Die SPÖ fordert indes die Verdoppelung der Medizinstudienplätze. Um dem Mangel an Kassenärzten und -Ärztinnen entgegenzuwirken, schlägt die SPÖ vor, jene über Stipendien oder Bonussysteme zu bevorzugen, die sich bereit erklären, dem öffentlichen Gesundheitssystem eine gewisse Zeit lang zur Verfügung zu stehen. „An immer mehr Ecken und Enden kracht es. Ärzte und Ärztinnen fehlen, Wartezeiten werden immer länger – außer man zahlt privat. Dabei zeigt sich Jahr für Jahr: Es gibt genug junge Menschen, deren Traum es wäre, Leben zu retten. Wir sollten ihnen die Chance, ihren Traum zu erfüllen, auch geben“, betonte Klubobmann Philip Kucher gegenüber der APA. Die Vorsitzende der ÖH an der MedUni Carolin Vollbrecht sieht den Vorschlag, innerhalb „kürzester Zeit“ die Studienplätze zu verdoppeln, hingegen kritisch, da darunter die Qualitätsstandards leiden würden.

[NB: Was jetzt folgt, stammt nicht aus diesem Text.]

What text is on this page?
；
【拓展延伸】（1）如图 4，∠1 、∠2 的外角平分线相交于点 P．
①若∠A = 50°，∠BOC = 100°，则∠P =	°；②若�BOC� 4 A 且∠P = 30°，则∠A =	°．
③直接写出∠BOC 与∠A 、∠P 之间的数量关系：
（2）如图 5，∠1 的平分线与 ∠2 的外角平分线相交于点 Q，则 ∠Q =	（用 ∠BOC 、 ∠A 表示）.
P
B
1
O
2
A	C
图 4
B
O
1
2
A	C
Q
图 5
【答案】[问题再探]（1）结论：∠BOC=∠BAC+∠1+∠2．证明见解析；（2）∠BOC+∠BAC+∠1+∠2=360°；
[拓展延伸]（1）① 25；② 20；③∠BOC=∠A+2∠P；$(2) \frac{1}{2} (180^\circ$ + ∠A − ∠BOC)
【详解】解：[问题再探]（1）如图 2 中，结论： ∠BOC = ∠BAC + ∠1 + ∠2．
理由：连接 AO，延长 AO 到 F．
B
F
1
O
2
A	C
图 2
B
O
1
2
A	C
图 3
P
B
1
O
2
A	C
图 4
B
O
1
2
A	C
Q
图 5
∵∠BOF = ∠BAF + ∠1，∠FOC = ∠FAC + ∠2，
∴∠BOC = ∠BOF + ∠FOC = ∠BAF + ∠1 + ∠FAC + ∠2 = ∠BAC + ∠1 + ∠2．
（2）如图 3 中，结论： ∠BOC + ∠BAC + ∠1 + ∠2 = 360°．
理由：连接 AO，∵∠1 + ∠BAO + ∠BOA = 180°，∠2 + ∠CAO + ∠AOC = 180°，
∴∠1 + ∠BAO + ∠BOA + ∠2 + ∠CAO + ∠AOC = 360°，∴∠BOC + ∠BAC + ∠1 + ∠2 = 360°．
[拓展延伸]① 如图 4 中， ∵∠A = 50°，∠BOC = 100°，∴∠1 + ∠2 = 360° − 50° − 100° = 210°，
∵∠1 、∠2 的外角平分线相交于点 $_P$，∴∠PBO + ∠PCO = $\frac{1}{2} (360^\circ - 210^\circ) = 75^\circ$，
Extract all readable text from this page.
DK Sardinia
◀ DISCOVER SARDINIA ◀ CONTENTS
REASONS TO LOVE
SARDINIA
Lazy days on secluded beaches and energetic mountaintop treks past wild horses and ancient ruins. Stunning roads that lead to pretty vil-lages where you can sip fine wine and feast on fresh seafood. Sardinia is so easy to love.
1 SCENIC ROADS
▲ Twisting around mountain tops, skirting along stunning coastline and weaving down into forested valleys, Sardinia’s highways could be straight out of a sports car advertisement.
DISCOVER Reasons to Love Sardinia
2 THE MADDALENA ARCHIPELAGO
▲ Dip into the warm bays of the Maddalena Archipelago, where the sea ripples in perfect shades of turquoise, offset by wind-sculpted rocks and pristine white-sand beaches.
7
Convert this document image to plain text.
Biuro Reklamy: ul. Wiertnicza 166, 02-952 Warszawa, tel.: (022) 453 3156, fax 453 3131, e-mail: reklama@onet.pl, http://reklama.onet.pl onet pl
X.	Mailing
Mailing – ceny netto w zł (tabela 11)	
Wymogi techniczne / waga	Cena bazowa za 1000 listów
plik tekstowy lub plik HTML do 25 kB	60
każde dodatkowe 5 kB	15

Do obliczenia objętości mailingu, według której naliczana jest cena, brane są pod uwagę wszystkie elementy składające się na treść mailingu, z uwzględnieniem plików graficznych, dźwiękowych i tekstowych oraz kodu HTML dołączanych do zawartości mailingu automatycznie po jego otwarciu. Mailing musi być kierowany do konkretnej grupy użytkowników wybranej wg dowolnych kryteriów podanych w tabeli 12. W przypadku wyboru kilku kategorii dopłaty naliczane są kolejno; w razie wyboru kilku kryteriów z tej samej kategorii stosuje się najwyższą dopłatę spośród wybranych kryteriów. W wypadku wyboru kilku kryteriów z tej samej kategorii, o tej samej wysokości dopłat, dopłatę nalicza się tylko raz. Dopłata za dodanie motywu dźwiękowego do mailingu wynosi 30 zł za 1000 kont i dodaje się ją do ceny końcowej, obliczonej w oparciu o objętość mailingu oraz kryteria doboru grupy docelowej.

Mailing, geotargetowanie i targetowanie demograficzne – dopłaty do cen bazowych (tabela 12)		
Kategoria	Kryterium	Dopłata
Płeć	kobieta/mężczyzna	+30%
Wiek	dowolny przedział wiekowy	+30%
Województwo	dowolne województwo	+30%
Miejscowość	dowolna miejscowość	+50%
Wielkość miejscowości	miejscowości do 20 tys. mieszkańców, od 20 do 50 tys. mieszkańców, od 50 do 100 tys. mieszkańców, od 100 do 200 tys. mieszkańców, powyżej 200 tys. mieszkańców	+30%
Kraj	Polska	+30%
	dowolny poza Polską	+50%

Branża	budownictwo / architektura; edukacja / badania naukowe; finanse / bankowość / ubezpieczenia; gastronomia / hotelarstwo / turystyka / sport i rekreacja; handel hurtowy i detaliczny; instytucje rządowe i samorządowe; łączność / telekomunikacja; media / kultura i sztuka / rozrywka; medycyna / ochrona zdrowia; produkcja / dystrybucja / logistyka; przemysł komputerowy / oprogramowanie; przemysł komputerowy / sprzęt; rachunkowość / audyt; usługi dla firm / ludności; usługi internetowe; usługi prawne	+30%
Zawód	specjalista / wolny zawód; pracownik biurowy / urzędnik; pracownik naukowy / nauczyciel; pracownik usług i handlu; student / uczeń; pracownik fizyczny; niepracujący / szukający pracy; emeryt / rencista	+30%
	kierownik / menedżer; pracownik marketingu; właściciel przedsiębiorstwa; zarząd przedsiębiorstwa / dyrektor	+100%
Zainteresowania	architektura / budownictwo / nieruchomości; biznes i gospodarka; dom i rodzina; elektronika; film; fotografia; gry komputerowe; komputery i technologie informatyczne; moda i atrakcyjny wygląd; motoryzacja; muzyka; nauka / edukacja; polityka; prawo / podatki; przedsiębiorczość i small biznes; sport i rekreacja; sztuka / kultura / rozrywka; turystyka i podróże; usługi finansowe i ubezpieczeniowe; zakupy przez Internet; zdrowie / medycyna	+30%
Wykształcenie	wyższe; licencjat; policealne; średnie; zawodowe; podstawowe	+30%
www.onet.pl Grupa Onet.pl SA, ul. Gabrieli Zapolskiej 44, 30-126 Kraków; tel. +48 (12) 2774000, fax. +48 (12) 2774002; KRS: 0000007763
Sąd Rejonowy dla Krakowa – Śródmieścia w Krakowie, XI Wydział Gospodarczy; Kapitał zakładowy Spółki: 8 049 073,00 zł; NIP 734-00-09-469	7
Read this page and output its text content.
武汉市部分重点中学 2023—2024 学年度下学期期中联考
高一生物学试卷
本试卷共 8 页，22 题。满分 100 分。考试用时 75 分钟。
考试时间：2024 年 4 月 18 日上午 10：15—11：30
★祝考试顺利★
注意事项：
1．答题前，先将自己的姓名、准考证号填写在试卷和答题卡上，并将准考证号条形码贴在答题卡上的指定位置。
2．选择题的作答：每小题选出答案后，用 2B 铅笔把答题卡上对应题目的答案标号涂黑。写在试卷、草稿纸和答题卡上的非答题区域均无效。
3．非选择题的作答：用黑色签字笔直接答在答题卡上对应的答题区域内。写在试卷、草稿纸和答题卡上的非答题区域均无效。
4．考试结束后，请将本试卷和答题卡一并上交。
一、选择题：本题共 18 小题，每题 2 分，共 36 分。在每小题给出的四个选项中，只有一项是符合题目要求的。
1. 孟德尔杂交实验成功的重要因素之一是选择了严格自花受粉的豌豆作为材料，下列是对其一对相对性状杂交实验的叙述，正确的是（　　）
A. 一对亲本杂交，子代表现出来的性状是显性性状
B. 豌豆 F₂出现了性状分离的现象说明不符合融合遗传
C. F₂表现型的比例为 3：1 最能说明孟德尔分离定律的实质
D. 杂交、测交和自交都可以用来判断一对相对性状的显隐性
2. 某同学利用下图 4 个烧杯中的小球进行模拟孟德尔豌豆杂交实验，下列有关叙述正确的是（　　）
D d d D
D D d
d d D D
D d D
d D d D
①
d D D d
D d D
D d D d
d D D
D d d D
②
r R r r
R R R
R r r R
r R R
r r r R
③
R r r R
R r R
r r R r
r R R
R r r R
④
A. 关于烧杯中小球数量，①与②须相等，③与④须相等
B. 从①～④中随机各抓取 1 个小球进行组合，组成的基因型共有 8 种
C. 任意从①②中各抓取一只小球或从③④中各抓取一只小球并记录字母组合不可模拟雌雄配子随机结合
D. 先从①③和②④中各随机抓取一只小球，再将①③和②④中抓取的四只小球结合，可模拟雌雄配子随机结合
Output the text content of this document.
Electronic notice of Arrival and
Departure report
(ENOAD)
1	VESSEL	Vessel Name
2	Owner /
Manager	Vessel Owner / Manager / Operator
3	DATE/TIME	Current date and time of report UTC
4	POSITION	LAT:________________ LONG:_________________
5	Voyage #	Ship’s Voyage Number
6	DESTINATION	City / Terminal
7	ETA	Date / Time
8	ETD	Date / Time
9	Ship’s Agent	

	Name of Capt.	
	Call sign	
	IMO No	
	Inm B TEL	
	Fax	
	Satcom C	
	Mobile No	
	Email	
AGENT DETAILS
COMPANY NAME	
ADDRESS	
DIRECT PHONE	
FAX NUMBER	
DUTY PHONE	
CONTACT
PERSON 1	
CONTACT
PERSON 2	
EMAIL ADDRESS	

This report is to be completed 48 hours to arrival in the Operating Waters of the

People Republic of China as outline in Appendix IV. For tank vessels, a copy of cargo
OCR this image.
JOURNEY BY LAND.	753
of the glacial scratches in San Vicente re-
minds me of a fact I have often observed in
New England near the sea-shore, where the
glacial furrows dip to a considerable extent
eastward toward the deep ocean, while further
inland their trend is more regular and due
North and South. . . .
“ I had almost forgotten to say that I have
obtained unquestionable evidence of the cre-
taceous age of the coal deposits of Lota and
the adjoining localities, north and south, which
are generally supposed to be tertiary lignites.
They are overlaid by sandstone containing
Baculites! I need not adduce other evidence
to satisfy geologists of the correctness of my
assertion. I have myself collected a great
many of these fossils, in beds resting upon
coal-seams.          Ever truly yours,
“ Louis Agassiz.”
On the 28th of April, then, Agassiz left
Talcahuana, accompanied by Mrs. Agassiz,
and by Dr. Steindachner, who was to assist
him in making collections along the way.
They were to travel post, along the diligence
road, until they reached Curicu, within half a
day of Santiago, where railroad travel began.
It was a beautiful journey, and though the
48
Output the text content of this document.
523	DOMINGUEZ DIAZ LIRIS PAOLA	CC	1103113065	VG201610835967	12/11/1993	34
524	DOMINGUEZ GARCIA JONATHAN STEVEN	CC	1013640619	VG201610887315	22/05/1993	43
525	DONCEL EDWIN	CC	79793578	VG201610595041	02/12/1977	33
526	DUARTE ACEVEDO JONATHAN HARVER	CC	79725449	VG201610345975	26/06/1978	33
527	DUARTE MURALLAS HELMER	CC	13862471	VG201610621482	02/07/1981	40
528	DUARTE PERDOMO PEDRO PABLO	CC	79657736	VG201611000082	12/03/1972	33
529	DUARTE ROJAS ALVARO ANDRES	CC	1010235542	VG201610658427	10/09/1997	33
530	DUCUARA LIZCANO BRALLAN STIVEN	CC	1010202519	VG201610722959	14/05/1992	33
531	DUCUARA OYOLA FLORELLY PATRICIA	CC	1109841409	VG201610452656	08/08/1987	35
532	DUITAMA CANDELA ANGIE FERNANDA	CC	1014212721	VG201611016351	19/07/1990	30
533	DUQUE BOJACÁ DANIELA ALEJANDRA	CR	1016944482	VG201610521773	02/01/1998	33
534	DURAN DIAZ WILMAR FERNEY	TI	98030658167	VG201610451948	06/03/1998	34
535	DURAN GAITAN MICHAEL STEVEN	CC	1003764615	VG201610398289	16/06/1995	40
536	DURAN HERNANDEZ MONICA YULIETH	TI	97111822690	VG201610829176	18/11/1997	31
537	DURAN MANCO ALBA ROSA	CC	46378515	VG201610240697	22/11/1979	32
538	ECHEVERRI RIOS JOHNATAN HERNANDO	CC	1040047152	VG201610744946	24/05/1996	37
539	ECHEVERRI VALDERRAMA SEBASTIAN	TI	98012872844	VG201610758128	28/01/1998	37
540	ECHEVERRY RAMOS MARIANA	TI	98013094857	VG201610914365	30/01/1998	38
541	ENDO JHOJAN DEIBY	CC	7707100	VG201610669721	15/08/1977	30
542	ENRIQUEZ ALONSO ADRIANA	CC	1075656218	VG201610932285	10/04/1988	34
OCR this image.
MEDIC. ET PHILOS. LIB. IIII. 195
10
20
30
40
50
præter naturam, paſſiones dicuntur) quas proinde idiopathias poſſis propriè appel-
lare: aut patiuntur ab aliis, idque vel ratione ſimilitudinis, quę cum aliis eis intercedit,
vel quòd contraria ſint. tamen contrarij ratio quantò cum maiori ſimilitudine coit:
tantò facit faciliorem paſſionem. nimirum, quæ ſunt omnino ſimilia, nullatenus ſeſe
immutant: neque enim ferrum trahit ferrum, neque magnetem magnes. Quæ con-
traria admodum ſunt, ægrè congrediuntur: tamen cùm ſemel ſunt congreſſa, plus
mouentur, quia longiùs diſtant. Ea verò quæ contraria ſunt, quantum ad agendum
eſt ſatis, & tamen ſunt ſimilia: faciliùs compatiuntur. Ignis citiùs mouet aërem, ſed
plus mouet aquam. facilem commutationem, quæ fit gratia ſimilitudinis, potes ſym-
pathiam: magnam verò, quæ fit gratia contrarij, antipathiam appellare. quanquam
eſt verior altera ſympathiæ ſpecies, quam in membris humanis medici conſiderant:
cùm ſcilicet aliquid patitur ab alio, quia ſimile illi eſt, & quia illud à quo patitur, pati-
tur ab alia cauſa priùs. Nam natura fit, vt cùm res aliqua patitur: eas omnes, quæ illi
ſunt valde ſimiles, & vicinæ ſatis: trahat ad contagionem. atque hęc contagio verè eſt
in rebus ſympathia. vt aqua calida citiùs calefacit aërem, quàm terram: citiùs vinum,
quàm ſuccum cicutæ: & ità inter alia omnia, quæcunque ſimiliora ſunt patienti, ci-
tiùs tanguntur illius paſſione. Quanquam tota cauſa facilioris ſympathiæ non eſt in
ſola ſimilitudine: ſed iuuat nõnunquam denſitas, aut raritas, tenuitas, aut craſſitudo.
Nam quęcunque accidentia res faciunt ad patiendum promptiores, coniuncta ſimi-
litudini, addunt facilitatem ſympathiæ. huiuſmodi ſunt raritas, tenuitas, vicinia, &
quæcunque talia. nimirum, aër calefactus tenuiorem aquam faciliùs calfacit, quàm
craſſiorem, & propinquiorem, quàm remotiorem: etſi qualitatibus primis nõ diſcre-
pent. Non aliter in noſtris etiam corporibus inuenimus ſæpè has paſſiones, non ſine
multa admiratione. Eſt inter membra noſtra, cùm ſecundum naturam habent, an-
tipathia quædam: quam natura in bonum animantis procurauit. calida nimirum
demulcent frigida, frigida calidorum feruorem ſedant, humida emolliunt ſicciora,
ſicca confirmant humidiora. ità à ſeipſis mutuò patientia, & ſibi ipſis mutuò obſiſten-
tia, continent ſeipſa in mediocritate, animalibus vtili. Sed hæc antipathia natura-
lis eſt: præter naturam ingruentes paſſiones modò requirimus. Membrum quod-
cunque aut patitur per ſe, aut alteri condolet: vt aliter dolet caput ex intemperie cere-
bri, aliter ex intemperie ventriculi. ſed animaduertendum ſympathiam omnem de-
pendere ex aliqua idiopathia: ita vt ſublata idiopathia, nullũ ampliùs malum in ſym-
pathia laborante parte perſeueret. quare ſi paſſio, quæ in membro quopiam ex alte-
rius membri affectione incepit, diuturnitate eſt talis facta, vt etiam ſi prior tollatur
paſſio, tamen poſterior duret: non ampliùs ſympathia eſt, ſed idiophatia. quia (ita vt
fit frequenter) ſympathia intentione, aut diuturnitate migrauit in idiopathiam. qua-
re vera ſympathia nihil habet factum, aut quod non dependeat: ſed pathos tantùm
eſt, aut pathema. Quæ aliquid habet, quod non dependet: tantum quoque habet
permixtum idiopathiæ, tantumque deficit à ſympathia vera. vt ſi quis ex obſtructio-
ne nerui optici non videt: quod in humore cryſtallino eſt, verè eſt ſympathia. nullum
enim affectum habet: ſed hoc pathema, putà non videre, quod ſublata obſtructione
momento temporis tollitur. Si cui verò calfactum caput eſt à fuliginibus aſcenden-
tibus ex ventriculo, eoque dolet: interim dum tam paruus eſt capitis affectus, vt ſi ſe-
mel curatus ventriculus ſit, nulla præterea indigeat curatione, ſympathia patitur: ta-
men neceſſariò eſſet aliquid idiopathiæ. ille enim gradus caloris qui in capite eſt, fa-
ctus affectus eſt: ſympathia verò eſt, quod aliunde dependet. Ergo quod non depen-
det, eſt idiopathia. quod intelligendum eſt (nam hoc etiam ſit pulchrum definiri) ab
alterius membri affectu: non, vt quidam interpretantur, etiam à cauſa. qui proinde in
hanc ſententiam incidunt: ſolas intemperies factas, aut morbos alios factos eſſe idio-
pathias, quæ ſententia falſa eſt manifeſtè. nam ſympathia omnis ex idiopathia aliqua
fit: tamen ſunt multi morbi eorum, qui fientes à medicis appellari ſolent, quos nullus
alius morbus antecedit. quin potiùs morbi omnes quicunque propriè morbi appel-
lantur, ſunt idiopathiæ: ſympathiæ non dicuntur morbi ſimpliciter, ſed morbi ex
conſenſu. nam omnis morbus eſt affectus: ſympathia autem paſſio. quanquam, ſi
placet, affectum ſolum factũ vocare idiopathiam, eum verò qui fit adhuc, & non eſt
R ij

„Mehr Studienplätze“ lautet auch die jährliche Forderung der Österreichischen HochschülerInnenschaft (ÖH). Das strenge Aufnahmeverfahren führe bei vielen Bewerbern und Bewerberinnen zu großer psychischer Belastung und verstärktem Konkurrenzdenken untereinander. Außerdem würden die derzeit verfügbaren Studienplätze nicht ausreichen, um den „chronischen ÄrztInnenmangel“ auszugleichen, kritisierte das ÖH-Vorsitzteam in einer Aussendung. Ein weiteres Problem sei, dass das Aufnahmeverfahren oft mit teueren Vorbereitungskursen einhergehe. „Diese Art der sozialen Selektion führt dazu, dass Bildung gerade im medizinischen Bereich noch immer stark vererbt wird“, kritisierte Nina Mathies (VSSTÖ) vom Vorsitzteam.